The EMTs involved in the rescue
The EMTs involved in the rescueUnited Hatzalah

This morning, just before 3:00 a.m., a 56-year-old mother suffered a heart attack and collapsed at her home in Jerusalem. Her worried daughter called United Hatzalah's Dispatch and command center for assistance. The dispatcher alerted the closest responders in the vicinity while instructing the daughter to begin performing chest compressions on her collapsed mother.

United Hatzalah volunteer EMT Naftali Shmerler was burning the early morning oil and assisting a friend to empty his office on Rabenu Gershom Street in Jerusalem when he suddenly received the alert to the medical emergency occurring nearby. Shmerler apologized to his friend and rushed out to the given address a few blocks away on Eretz Hefetz Street.

Shmerler ran up the five stories to the apartment and found a young woman performing chest compressions on her 56-year-old mother. The woman was receiving instructions from United Hatzalah’s dispatcher. Shmerler took over the compressions just as a second United Hatzalah volunteer, Eliezer Wagschall rushed in the door and attached a defibrillator. The defibrillator advised a shock and Eliezer administered it.

Avigail Beer and Aharon Ben Harush were just a minute behind Wagshall. The Beer and Ben Harush had just finished an ambulance shift at the organization’s headquarters when they received the alert. They ran into the room and assisted in moving the woman to the salon to make space for a full CPR to take place. As first responders alternated between administering compressions, providing assisted breathing, and administering three shocks from the defibrillator, others joined the fight to save the woman’s life. A total of seven EMTs, as well as a paramedic from a mobile intensive care unit, arrived to assist.

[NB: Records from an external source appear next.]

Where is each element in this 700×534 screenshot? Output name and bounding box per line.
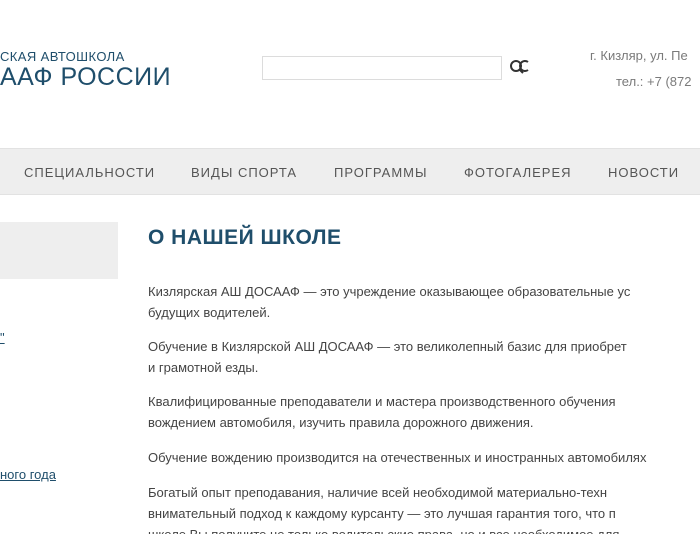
nav-item-sports[interactable]: ВИДЫ СПОРТА bbox=[191, 165, 297, 180]
paragraph: Кизлярская АШ ДОСААФ — это учреждение ок… bbox=[148, 281, 700, 323]
paragraph-line: Богатый опыт преподавания, наличие всей … bbox=[148, 485, 608, 500]
paragraph-line: Обучение вождению производится на отечес… bbox=[148, 450, 647, 465]
paragraph-line: Обучение в Кизлярской АШ ДОСААФ — это ве… bbox=[148, 339, 627, 354]
paragraph-line: внимательный подход к каждому курсанту —… bbox=[148, 506, 616, 521]
address-text: г. Кизляр, ул. Пе bbox=[590, 48, 688, 63]
paragraph-line: будущих водителей. bbox=[148, 305, 271, 320]
logo-subtitle: СКАЯ АВТОШКОЛА bbox=[0, 49, 125, 64]
paragraph-line: вождением автомобиля, изучить правила до… bbox=[148, 415, 534, 430]
nav-item-specialties[interactable]: СПЕЦИАЛЬНОСТИ bbox=[24, 165, 155, 180]
search-icon[interactable] bbox=[509, 59, 529, 77]
nav-item-news[interactable]: НОВОСТИ bbox=[608, 165, 679, 180]
paragraph: Обучение вождению производится на отечес… bbox=[148, 447, 700, 468]
paragraph: Квалифицированные преподаватели и мастер… bbox=[148, 391, 700, 433]
paragraph-line: и грамотной езды. bbox=[148, 360, 259, 375]
sidebar-link[interactable]: ного года bbox=[0, 467, 56, 482]
nav-item-gallery[interactable]: ФОТОГАЛЕРЕЯ bbox=[464, 165, 572, 180]
paragraph: Обучение в Кизлярской АШ ДОСААФ — это ве… bbox=[148, 336, 700, 378]
logo-title[interactable]: ААФ РОССИИ bbox=[0, 63, 171, 92]
paragraph: Богатый опыт преподавания, наличие всей … bbox=[148, 482, 700, 534]
search-input[interactable] bbox=[262, 56, 502, 80]
nav-item-programs[interactable]: ПРОГРАММЫ bbox=[334, 165, 428, 180]
sidebar-header bbox=[0, 222, 118, 279]
page-title: О НАШЕЙ ШКОЛЕ bbox=[148, 226, 342, 249]
main-nav: СПЕЦИАЛЬНОСТИ ВИДЫ СПОРТА ПРОГРАММЫ ФОТО… bbox=[0, 148, 700, 195]
paragraph-line: школе Вы получите не только водительские… bbox=[148, 524, 700, 534]
paragraph-line: Кизлярская АШ ДОСААФ — это учреждение ок… bbox=[148, 284, 631, 299]
paragraph-line: Квалифицированные преподаватели и мастер… bbox=[148, 394, 616, 409]
sidebar-link[interactable]: " bbox=[0, 330, 5, 345]
phone-text: тел.: +7 (872 bbox=[616, 74, 692, 89]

One of the responders, who was trained in psychological and emotional first aid as part of the organization’s Psychotrauma and Crisis Response team, approached the worried family members and calmed them down while taking an oral history.

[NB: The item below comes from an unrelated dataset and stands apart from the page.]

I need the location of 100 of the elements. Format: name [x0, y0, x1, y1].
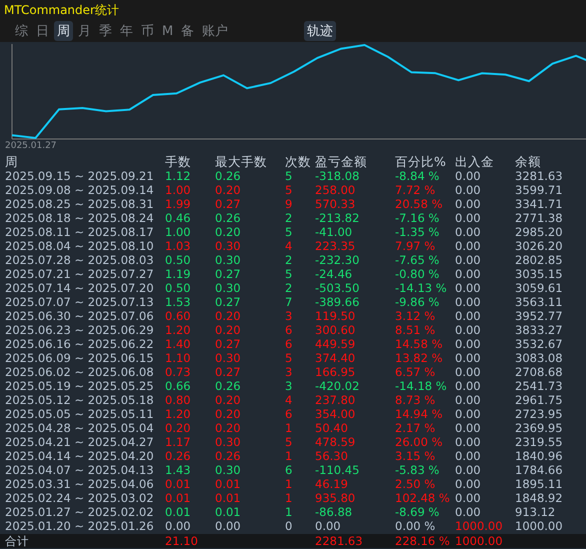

After just 12 minutes, the combined team, who worked together flawlessly, succeeded in bringing back the woman’s pulse. “As we were loading her onto the backboard and preparing to carry her down the five flights of stairs to the waiting ambulance, she opened her eyes, and tried to talk to us,” Shmerler recounted. “I told her that she was going to be okay and that she was being taken care of. It was very startling to her,” he added.

Shmerler said that he has performed several successful CPRs, one even quite recently. “This isn’t the first time I have saved a life, thank G-d. I have been a volunteer EMT for two years now and have been blessed to have already saved six or seven people. Each time it fills me with a sense of joy and renewal. There is no better way to start a day.”

Beer said “The teamwork that was seen at the incident was impeccable. We all helped each other and thankfully we succeeded at saving this woman’s life. Each person performed a vital task, whether it was compressions, drawing medications, administering shocks, calming, and informing the family members of what was happening, this scene was managed really well. The volunteers were from all backgrounds and we worked together. I am proud to have been a part of saving this woman’s life.”